Cependant, selon Appien, même devant la dépouille de Sylla, les Romains semblent saisis du même étonnement que le jour où Sylla a annoncé son abdication: ''Le sénat proférait le premier diverses acclamations, qui, répétées immédiatement par les chevaliers, l'étaient ensuite par l'armée, et ensuite par le peuple, les uns regrettant Sylla réellement, les autres craignant encore son armée et ses reliques mortelles, comme s'il était encore vivant. Car, soit en contemplant le spectacle que l'on avait alors sous les yeux, soit en rappelant à sa mémoire ce que Sylla avait fait, on était saisi d'étonnement; et ses partisans, ainsi que ses adversaires, s'accordaient à dire qu'autant il avait fait de son vivant le bonheur de ses amis, autant il en imposait aux autres, même après sa mort.
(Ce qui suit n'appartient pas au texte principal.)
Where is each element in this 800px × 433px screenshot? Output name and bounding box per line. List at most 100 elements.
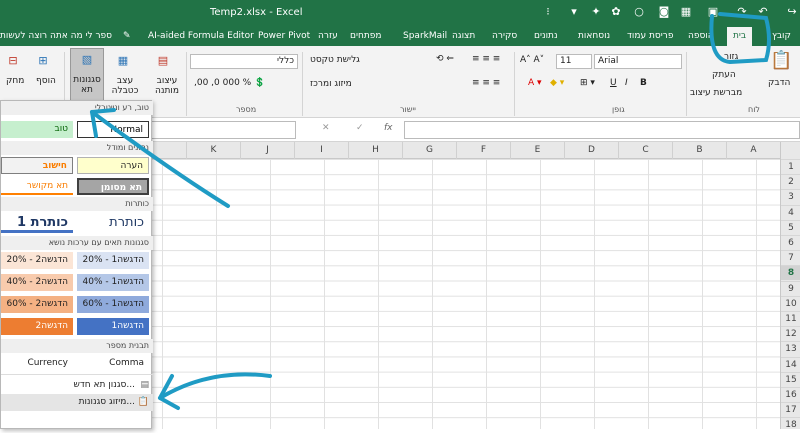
tab-home[interactable]: בית <box>727 27 753 46</box>
tab-help[interactable]: עזרה <box>318 29 338 44</box>
style-accent2[interactable]: הדגשה2 <box>1 318 73 335</box>
font-size-combo[interactable]: 11 <box>556 54 592 69</box>
row-header[interactable]: 14 <box>781 356 800 372</box>
share-icon[interactable]: ↪ <box>786 6 798 18</box>
tab-page-layout[interactable]: פריסת עמוד <box>627 29 673 44</box>
tab-ai-formula-editor[interactable]: AI-aided Formula Editor <box>148 29 254 44</box>
confirm-entry-icon[interactable]: ✓ <box>356 123 364 133</box>
tab-review[interactable]: סקירה <box>492 29 517 44</box>
tab-developer[interactable]: מפתחים <box>350 29 382 44</box>
insert-cells-icon[interactable]: ⊞ <box>36 54 50 68</box>
paste-icon[interactable]: 📋 <box>770 52 792 70</box>
tab-data[interactable]: נתונים <box>534 29 558 44</box>
format-as-table-button[interactable]: עצב כטבלה <box>108 76 142 96</box>
style-accent1-40[interactable]: הדגשה1 - 40% <box>77 274 149 291</box>
conditional-formatting-icon[interactable]: ▤ <box>156 54 170 68</box>
underline-button[interactable]: U <box>610 78 617 88</box>
column-header[interactable]: H <box>348 142 402 159</box>
insert-cells-button[interactable]: הוסף <box>36 76 56 86</box>
style-check-cell[interactable]: תא מסומן <box>77 178 149 195</box>
row-header[interactable]: 18 <box>781 417 800 432</box>
column-header[interactable]: A <box>726 142 780 159</box>
row-header[interactable]: 4 <box>781 204 800 220</box>
row-header[interactable]: 11 <box>781 311 800 326</box>
row-header[interactable]: 5 <box>781 219 800 235</box>
tab-sparkmail[interactable]: SparkMail <box>403 29 447 44</box>
delete-cells-icon[interactable]: ⊟ <box>6 54 20 68</box>
column-header[interactable]: K <box>186 142 240 159</box>
column-header[interactable]: I <box>294 142 348 159</box>
font-color-button[interactable]: A ▾ <box>528 78 542 88</box>
palette-icon[interactable]: ✿ <box>610 6 622 18</box>
style-accent2-60[interactable]: הדגשה2 - 60% <box>1 296 73 313</box>
style-note[interactable]: הערה <box>77 157 149 174</box>
bold-button[interactable]: B <box>640 78 647 88</box>
style-accent2-40[interactable]: הדגשה2 - 40% <box>1 274 73 291</box>
column-header[interactable]: F <box>456 142 510 159</box>
copy-button[interactable]: העתק <box>712 70 736 80</box>
row-header[interactable]: 12 <box>781 326 800 341</box>
delete-cells-button[interactable]: מחק <box>6 76 24 86</box>
borders-button[interactable]: ⊞ ▾ <box>580 78 595 88</box>
tab-file[interactable]: קובץ <box>772 29 791 44</box>
column-header[interactable]: B <box>672 142 726 159</box>
text-direction-button[interactable]: ⟲ ⇐ <box>436 54 454 64</box>
new-cell-style-item[interactable]: סגנון תא חדש... ▤ <box>1 377 153 394</box>
row-header[interactable]: 16 <box>781 387 800 402</box>
row-header[interactable]: 15 <box>781 371 800 387</box>
row-header[interactable]: 6 <box>781 235 800 250</box>
insert-function-icon[interactable]: fx <box>384 123 393 133</box>
column-header[interactable]: C <box>618 142 672 159</box>
row-header[interactable]: 13 <box>781 341 800 356</box>
font-name-combo[interactable]: Arial <box>594 54 682 69</box>
style-accent2-20[interactable]: הדגשה2 - 20% <box>1 252 73 269</box>
style-heading-1[interactable]: כותרת 1 <box>1 213 73 233</box>
customize-quick-access-icon[interactable]: ▾ <box>568 6 580 18</box>
column-header[interactable]: D <box>564 142 618 159</box>
style-comma[interactable]: Comma <box>77 355 149 372</box>
camera-icon[interactable]: ◙ <box>658 6 670 18</box>
style-currency[interactable]: Currency <box>1 355 73 372</box>
format-painter-button[interactable]: מברשת עיצוב <box>690 88 742 98</box>
style-calculation[interactable]: חישוב <box>1 157 73 174</box>
number-format-buttons[interactable]: ,00 ,0 000 % 💲 <box>194 78 265 88</box>
style-normal[interactable]: Normal <box>77 121 149 138</box>
format-as-table-icon[interactable]: ▦ <box>116 54 130 68</box>
column-header[interactable]: G <box>402 142 456 159</box>
cancel-entry-icon[interactable]: ✕ <box>322 123 330 133</box>
row-header[interactable]: 2 <box>781 174 800 189</box>
align-top-buttons[interactable]: ≡ ≡ ≡ <box>472 54 500 64</box>
tab-power-pivot[interactable]: Power Pivot <box>258 29 310 44</box>
style-accent1[interactable]: הדגשה1 <box>77 318 149 335</box>
wrap-text-button[interactable]: גלישת טקסט <box>310 55 360 65</box>
circle-icon[interactable]: ○ <box>633 6 645 18</box>
row-header[interactable]: 10 <box>781 295 800 311</box>
row-header[interactable]: 7 <box>781 250 800 265</box>
italic-button[interactable]: I <box>625 78 628 88</box>
paste-label[interactable]: הדבק <box>768 78 790 88</box>
align-horizontal-buttons[interactable]: ≡ ≡ ≡ <box>472 78 500 88</box>
cut-button[interactable]: גזור <box>724 52 738 62</box>
font-size-buttons[interactable]: A˄ A˅ <box>520 55 544 65</box>
merge-styles-item[interactable]: מיזוג סגנונות... 📋 <box>1 394 153 411</box>
row-header[interactable]: 8 <box>781 265 800 281</box>
tab-formulas[interactable]: נוסחאות <box>578 29 610 44</box>
row-header[interactable]: 17 <box>781 402 800 417</box>
fill-color-button[interactable]: ◆ ▾ <box>550 78 564 88</box>
save-icon[interactable]: ▣ <box>707 6 719 18</box>
column-header[interactable]: E <box>510 142 564 159</box>
style-accent1-60[interactable]: הדגשה1 - 60% <box>77 296 149 313</box>
merge-center-button[interactable]: מיזוג ומרכז <box>310 79 352 89</box>
row-header[interactable]: 1 <box>781 159 800 174</box>
quick-access-icon[interactable]: ⁝ <box>542 6 554 18</box>
formula-input[interactable] <box>404 121 800 139</box>
tell-me-box[interactable]: ספר לי מה אתה רוצה לעשות <box>0 29 118 44</box>
number-format-combo[interactable]: כללי <box>190 54 298 69</box>
style-accent1-20[interactable]: הדגשה1 - 20% <box>77 252 149 269</box>
tab-view[interactable]: תצוגה <box>452 29 475 44</box>
row-header[interactable]: 9 <box>781 280 800 296</box>
style-linked-cell[interactable]: תא מקושר <box>1 178 73 195</box>
column-header[interactable]: J <box>240 142 294 159</box>
style-title[interactable]: כותרת <box>77 213 149 233</box>
style-good[interactable]: טוב <box>1 121 73 138</box>
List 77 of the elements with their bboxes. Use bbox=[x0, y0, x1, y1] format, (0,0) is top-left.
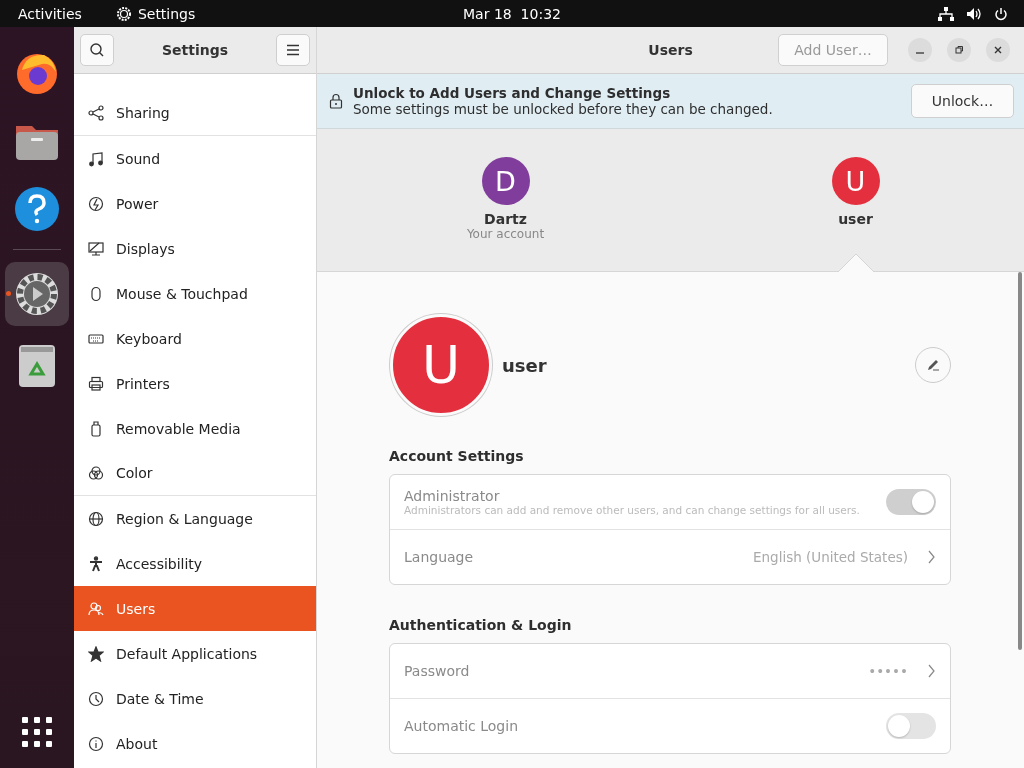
section-heading: Authentication & Login bbox=[389, 617, 573, 633]
user-name: Dartz bbox=[484, 211, 527, 227]
close-icon bbox=[993, 45, 1003, 55]
sidebar-item[interactable]: Default Applications bbox=[74, 631, 316, 676]
sidebar-item[interactable]: Accessibility bbox=[74, 541, 316, 586]
user-carousel-item[interactable]: D Dartz Your account bbox=[445, 129, 566, 271]
sidebar-item[interactable]: Removable Media bbox=[74, 406, 316, 451]
globe-icon bbox=[88, 510, 104, 527]
power-icon[interactable] bbox=[994, 6, 1008, 21]
row-label: Password bbox=[404, 663, 471, 679]
clock-icon bbox=[88, 690, 104, 707]
printer-icon bbox=[88, 375, 104, 392]
unlock-button[interactable]: Unlock… bbox=[911, 84, 1014, 118]
sidebar-item[interactable]: Mouse & Touchpad bbox=[74, 271, 316, 316]
row-value: ••••• bbox=[868, 663, 908, 679]
clock[interactable]: Mar 18 10:32 bbox=[463, 5, 561, 22]
sidebar-item[interactable]: Power bbox=[74, 181, 316, 226]
menu-button[interactable] bbox=[276, 34, 310, 66]
row-description: Administrators can add and remove other users, and can change settings for all users. bbox=[404, 504, 861, 516]
minimize-icon bbox=[916, 52, 924, 54]
pencil-icon bbox=[925, 357, 941, 373]
network-icon[interactable] bbox=[938, 6, 954, 21]
profile-avatar[interactable]: U bbox=[390, 314, 492, 416]
star-icon bbox=[88, 645, 104, 662]
music-note-icon bbox=[88, 150, 104, 167]
user-name: user bbox=[838, 211, 873, 227]
minimize-button[interactable] bbox=[908, 38, 932, 62]
share-icon bbox=[88, 105, 104, 121]
sidebar-item[interactable]: Users bbox=[74, 586, 316, 631]
maximize-button[interactable] bbox=[947, 38, 971, 62]
gear-icon bbox=[115, 5, 132, 22]
app-grid-icon[interactable] bbox=[21, 716, 53, 748]
sidebar-item[interactable]: Sharing bbox=[74, 91, 316, 136]
section-heading: Account Settings bbox=[389, 448, 525, 464]
users-icon bbox=[88, 600, 104, 617]
sidebar-item[interactable]: About bbox=[74, 721, 316, 766]
sidebar-item[interactable]: Sound bbox=[74, 136, 316, 181]
trash-icon bbox=[18, 344, 56, 388]
scrollbar[interactable] bbox=[1018, 272, 1022, 650]
person-icon bbox=[88, 555, 104, 572]
user-avatar: U bbox=[831, 157, 880, 205]
sidebar-item[interactable]: Keyboard bbox=[74, 316, 316, 361]
help-icon bbox=[14, 186, 60, 232]
menu-icon bbox=[286, 44, 300, 56]
color-circles-icon bbox=[88, 465, 104, 481]
dock-item[interactable] bbox=[5, 262, 69, 326]
row-label: Language bbox=[404, 549, 475, 565]
sidebar-item[interactable]: Date & Time bbox=[74, 676, 316, 721]
profile-name: user bbox=[502, 354, 548, 376]
row-value: English (United States) bbox=[753, 549, 908, 565]
monitor-icon bbox=[88, 240, 104, 257]
row-label: Administrator bbox=[404, 488, 501, 504]
mouse-icon bbox=[88, 285, 104, 302]
sidebar-title: Settings bbox=[160, 42, 230, 58]
restore-icon bbox=[954, 45, 964, 55]
volume-icon[interactable] bbox=[966, 6, 982, 21]
settings-icon bbox=[14, 271, 60, 317]
sidebar-item[interactable]: Displays bbox=[74, 226, 316, 271]
row-label: Automatic Login bbox=[404, 718, 520, 734]
usb-drive-icon bbox=[88, 420, 104, 437]
sidebar-item[interactable]: Printers bbox=[74, 361, 316, 406]
lock-icon bbox=[329, 93, 343, 109]
search-button[interactable] bbox=[80, 34, 114, 66]
sidebar-item[interactable]: Color bbox=[74, 451, 316, 496]
user-subtitle: Your account bbox=[466, 227, 545, 241]
close-button[interactable] bbox=[986, 38, 1010, 62]
info-icon bbox=[88, 735, 104, 752]
activities-button[interactable]: Activities bbox=[0, 5, 94, 22]
sidebar-item[interactable]: Region & Language bbox=[74, 496, 316, 541]
user-carousel-item[interactable]: U user bbox=[795, 129, 916, 271]
infobar-title: Unlock to Add Users and Change Settings bbox=[353, 85, 672, 101]
infobar-message: Some settings must be unlocked before they can be changed. bbox=[353, 101, 774, 117]
page-title: Users bbox=[648, 42, 693, 58]
power-icon bbox=[88, 195, 104, 212]
app-menu[interactable]: Settings bbox=[137, 5, 196, 22]
search-icon bbox=[89, 42, 105, 58]
user-avatar: D bbox=[481, 157, 530, 205]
Lorsqu'il fut exposé devant la tribune aux harangues, dans le Forum, celui des Romains qui se trouvait alors avoir la plus haute réputation d'éloquence fut chargé d'y monter et de prononcer son oraison funèbre, car Faustus, son fils, était trop jeune encore pour cette fonction. Après cela, les plus robustes d'entre les sénateurs s'emparèrent du corps de Sylla; ils le portèrent jusqu'au Champ de Mars, où les empereurs seuls sont inhumés. L'ordre des chevaliers et l'armée défilèrent devant le bûcher''.

L'apothéose impériale

Ainsi finit Sylla, et ainsi commença sa légende: ''Le jour des funérailles, le temps fut, dès le matin, fort nébuleux, et faisait craindre une grosse pluie; on attendit jusqu'à la neuvième heure pour enlever le corps: il ne fut pas plus tôt sur le bûcher, qu'il s'éleva un grand vent qui excita rapidement la flamme, et tout le corps fut consumé avant qu'il tombât une goutte d'eau. Mais, dès que le bûcher commença à s'affaisser, et le feu à s'amortir, il tomba une pluie abondante qui dura jusqu'à la nuit. Ainsi la fortune parut avoir voulu lui être fidèle jusqu'à la fin de ses obsèques'', rapporte Plutarque.

Sylla a choisi lui-même l'épitaphe qui orne son tombeau:

JAMAIS NUL NE FIT PLUS DE BIEN QUE LUI A SES AMIS;

JAMAIS NUL NE FIT PLUS MAL QUE LUI A SES ENNEMIS.